The updated Oregon draft plan deviates from the original plan, adopted in 2005, in its utilization of a "core areas" approach. The approach is designed to protect certain sensitive areas from development.
Corbett characterized it as "a very sound, scientific approach to the conservation of the sage grouse." The approach is being used in several other western states, she said.
The objective of the approach, according to the plan's language, "is to avoid, minimize or mitigate for impacts on sage-grouse habitats from energy development ... or other large-scale industrial-commercial developments."
In the plan, 13 million acres of an estimated 18.5 million acres of sage-grouse habitat in Oregon are in core areas.
The plan allows most livestock grazing in core areas -- a provision environmentalists have said they oppose.
"This plan recognizes that livestock ranching operations, which manage for sustainable native rangelands, is compatible with sage-grouse conservation," the plan states.
The plan also allows limited hunting of the sage grouse -- another provision environmentalists oppose.
The department uses the controlled hunts to gather biological information about the bird, upland game bird coordinator for the Oregon Department of Fish and Wildlife Dave Budeau said.
Hunters are provided envelopes to submit wings and other sampling materials of harvested birds, which the department uses to determine biological features and to test for West Nile virus.
Budeau said the state allows limited hunts in 12 of the 21 Oregon wildlife management units where sage grouse are present and restricts harvest to no more than 5 percent of the bird's population, Budeau said.
Federal biologists have determined that the hunting authorized by the state does not pose a threat to the bird's population, Budeau said.
Marilyn Miller, a bird watcher and wildlife photographer, testified at the fall commission meeting that the state's plan falls short of protecting sage grouse, in part because it doesn't provide ODFW oversight of sage grouse habitat on private and federal lands. As such, she said, the state has no way to ensure leks -- sage grouse breeding areas -- are protected from energy facility sitings and other threats to the core areas' habitat.

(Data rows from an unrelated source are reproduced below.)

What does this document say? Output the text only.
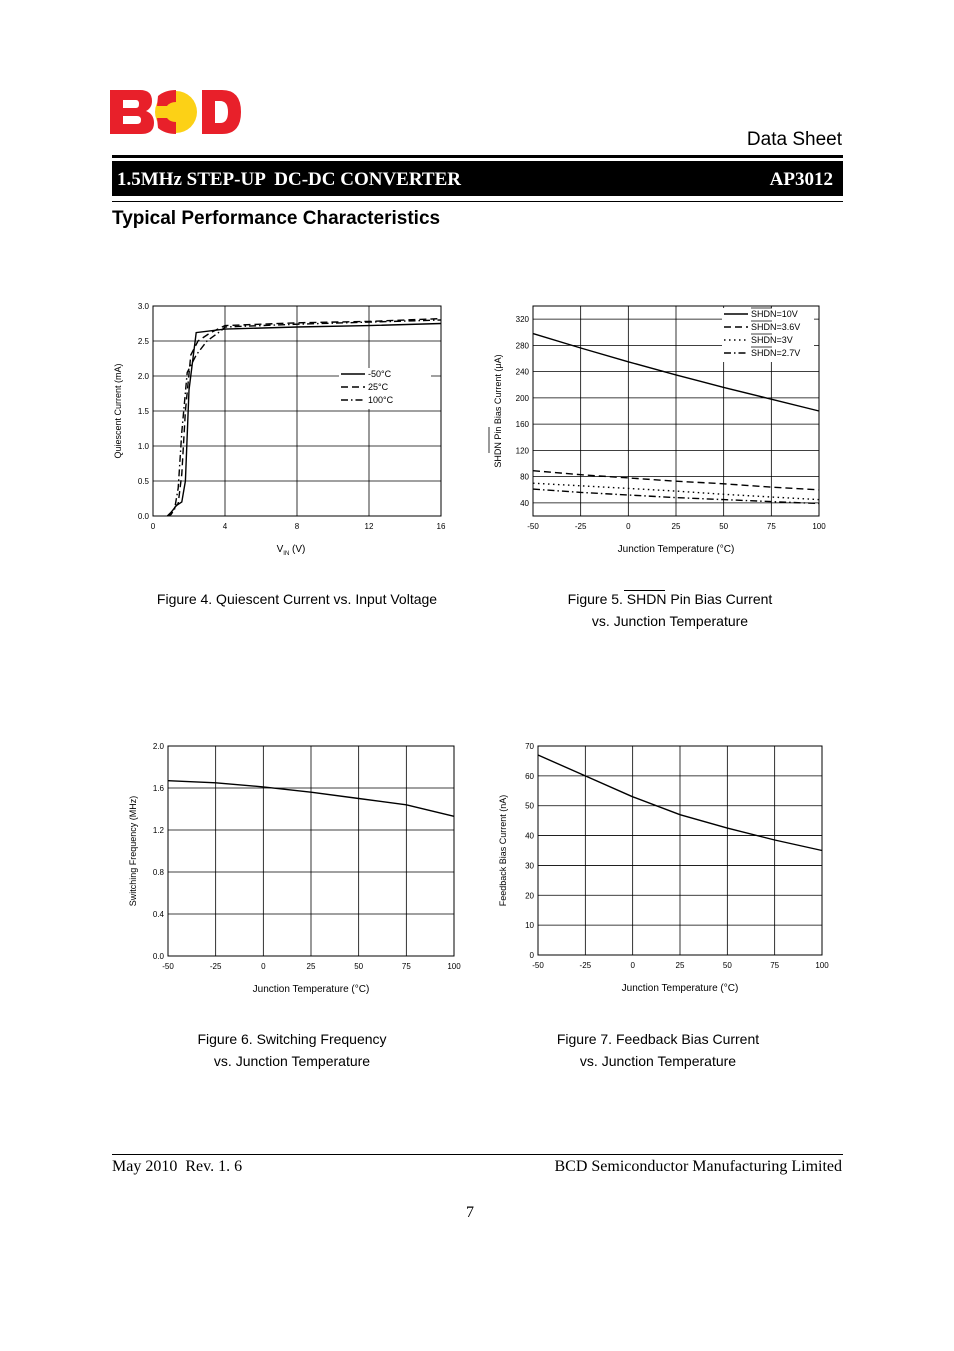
Data Sheet
1.5MHz STEP-UP  DC-DC CONVERTER	AP3012
Typical Performance Characteristics
0	4	8	12	16
0.0
0.5
1.0
1.5
2.0
2.5
3.0
-50°C
25°C
100°C
Quiescent Current (mA)
$V_{IN}$ (V)
-50	-25	0	25	50	75	100
40
80
120
160
200
240
280
320
SHDN=10V
SHDN=3.6V
SHDN=3V
SHDN=2.7V
SHDN Pin Bias Current (μA)
Junction Temperature (°C)
-50	-25	0	25	50	75	100
0.0
0.4
0.8
1.2
1.6
2.0
Switching Frequency (MHz)
Junction Temperature (°C)
-50	-25	0	25	50	75	100
0
10
20
30
40
50
60
70
Feedback Bias Current (nA)
Junction Temperature (°C)
Figure 4. Quiescent Current vs. Input Voltage	Figure 5. SHDN Pin Bias Current
vs. Junction Temperature
Figure 6. Switching Frequency
vs. Junction Temperature
Figure 7. Feedback Bias Current
vs. Junction Temperature
May 2010  Rev. 1. 6	BCD Semiconductor Manufacturing Limited
7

"The plan needs to allow ODFW to have a way to implement the recommendations and a strategy to allow ODFW to work with the counties," she said.
Budeau acknowledged that ODFW has little authority outside state lands except when it comes to regulating hunting. But, he said, the department likely would weigh in on land-use or development proposals that could potentially harm the bird's breeding sites.
Corbett said it is unclear if and when the federal government will seek to list the sage grouse for ESA protections.
Environmental groups last year sued to force a listing.
That suit, as well as suits challenging the legality of the candidate list and the length of time species spend on it could impact future USFWS listing decisions, Corbett said.
Doing nothing, however, almost ensures the bird will be listed, she said.
"Barring conservation efforts being implemented, when the service gets the resources, this (the sage grouse) is likely to move toward a listed species," she said.
The Oregon Department of Fish and Wildlife's greater sage grouse conservation draft plan is available for review and public comment.